Luego de los enfrentamientos entre la Bonaerense y La Cámpora, Daniel Scioli dispuso el pase a disponibilidad de 10 efectivos. Furiosos con la decisión, personal de infantería se acuarteló en el departamento central. El gobernador convocó de urgencia a una reunión de gabinete.
Luego de los enfrentamientos entre la Policía Bonaerense y militantes de La Cámpora en el edificio de la Legislatura, en medio de la reasunción de Daniel Scioli, las autoridades dispusieron el pase a disponibilidad de 10 efectivos. Pero el personal de infantería rechaza las sanciones y desde esta mañana se encuentra acuartelada en el departamento central de La Plata.
"Estabamos afuera, trabajando por la seguridad, resguardando al gobernador. La orden fue que no ingresaran militantes por temor a que se rompieran los palcos. De repente llegó La Cámpora cantando que eran la JP y que 'cueste lo que cueste' iban a entrar. Decían que a ellos no los para nadie. Llegaron a la escalinata y ahí se desató el incidente", relató el capitán Walter Revoredo, uno de los que fue separado de la fuerza.
Los otros cinco policías desafectados fueron los tenientes Leonardo Dos Santos y Raúl Molina, y los sargentos Roque Barrios, Fernando Louvell y Daniel Maidana. Pero habría más bajas en las próximas horas y llegarían a más de diez, según informaron funcionarios a este medio.
Los policías acuartelados dicen que es "injusto" que se los castigue. "Sólo cumplíamos una directiva", repiten. Mientras tanto, el jefe del cuerpo de Infantería intenta convencerlos de que uno de ellos vaya a dialogar con el subsecretario de Política Criminal e Investigaciones Judiciales, César Albarracín.
El propio jefe de la Policía Bonaerense, Hugo Matzkin, se habría acercado al Departamento Central para conversar con los acuartelados, pero no tuvo éxito. Los desafectados dicen que no enviarán a un representante para negociar con Albarracín -temen que sea presionado- y piden que sea el subsecretario el que se acerque.

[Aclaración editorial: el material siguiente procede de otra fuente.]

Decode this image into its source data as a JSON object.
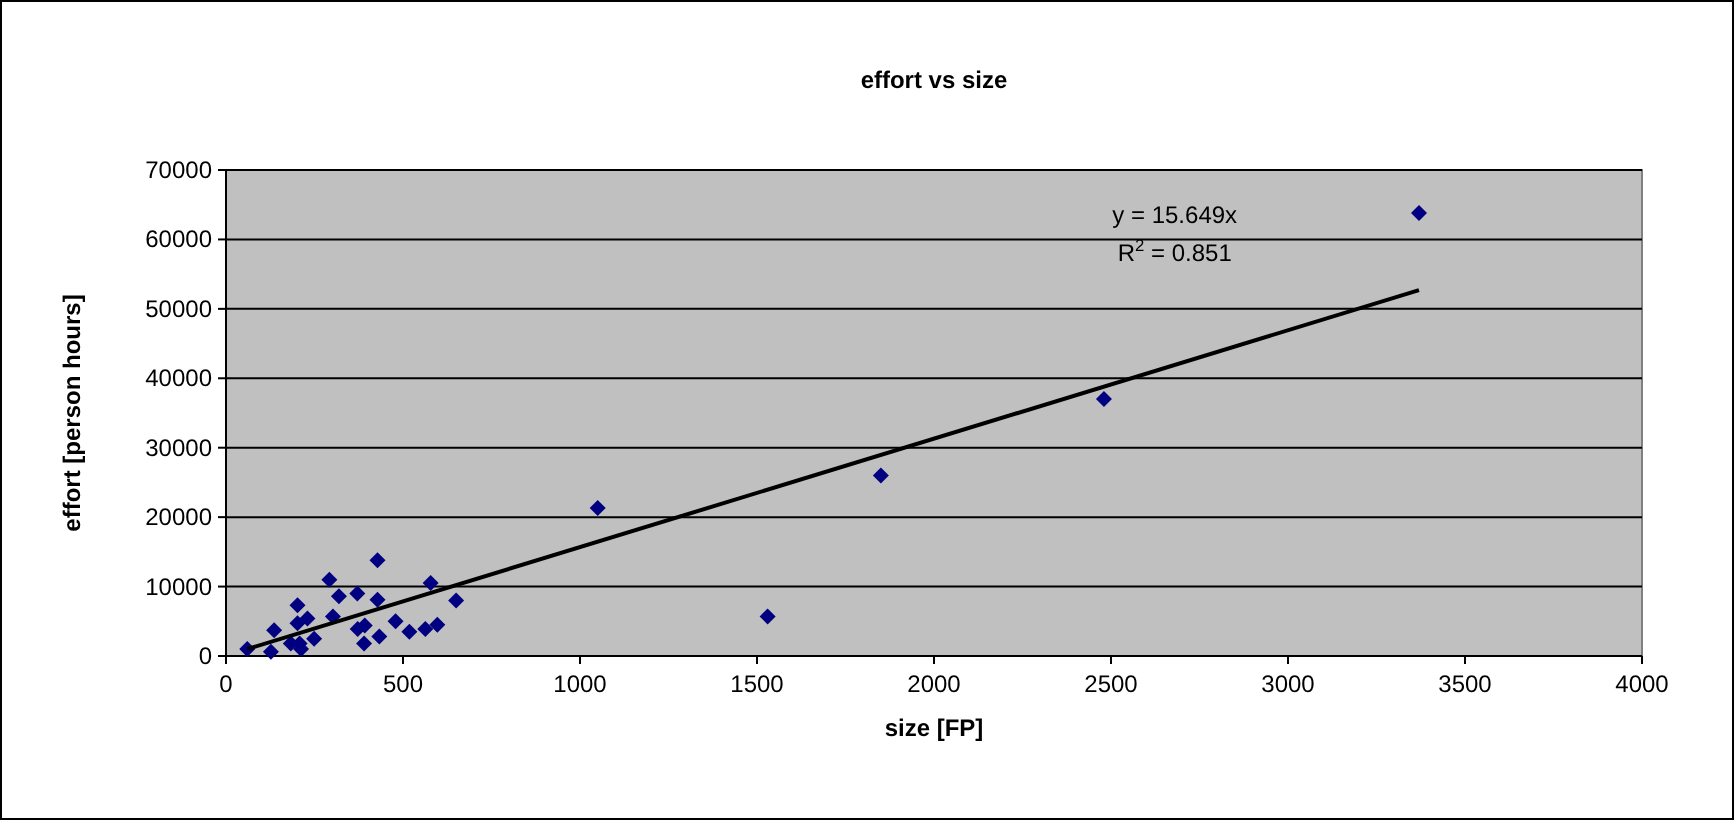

Mientras tanto, crecen las versiones que indican que otros cuerpos de infantería -entre los que figuran los de Mar del Plata y La Matanza- se estarían plegando a la medida de fuerza.
Ayer, el ministro de Justicia y Seguridad bonaerense dijo en un acto realizado en el Instituto de Formación Policial de Berazategui -ante más de 1.300 policías- que "la militancia política fortalece la democracia". Y aseguró que "la fuerza pública está para prevenir y acorralar el delito y no para impedir la expresión política de la militancia".
Fuentes de la gobernación aseguraron a LPO que esos tramos del discurso de Casal fueron incluidos por el jefe de Gabinete Alberto Pérez, quien se hizo cargo de pilotear esta crisis.
Esta mañana, Pérez volvió a defender las sanciones aplicadas. "Nos tiene indignados lo que pasó. Nuestra reacción fue inmediata separando a quienes estaban al mando del operativo. Estamos investigando bien para ver cómo actuó la Policía. Pero eran militantes invitados que iban a alentar al Gobernador y al vicegobernador, y no iban con ninguna idea de hacer disturbios. Estamos investigando por qué había tanta fuerza policial", aseguró en una entrevista radial.
Scioli ya habría convocado de urgencia a todo su gabinete para definir cómo actuarán frente a este cortocircuito con la Policía Bonaerense. Desde la gobernación, sin embargo, aseguran que el encuentro de ministros ya estaba programado desde hace varios días y que no está vinculado a este conflicto.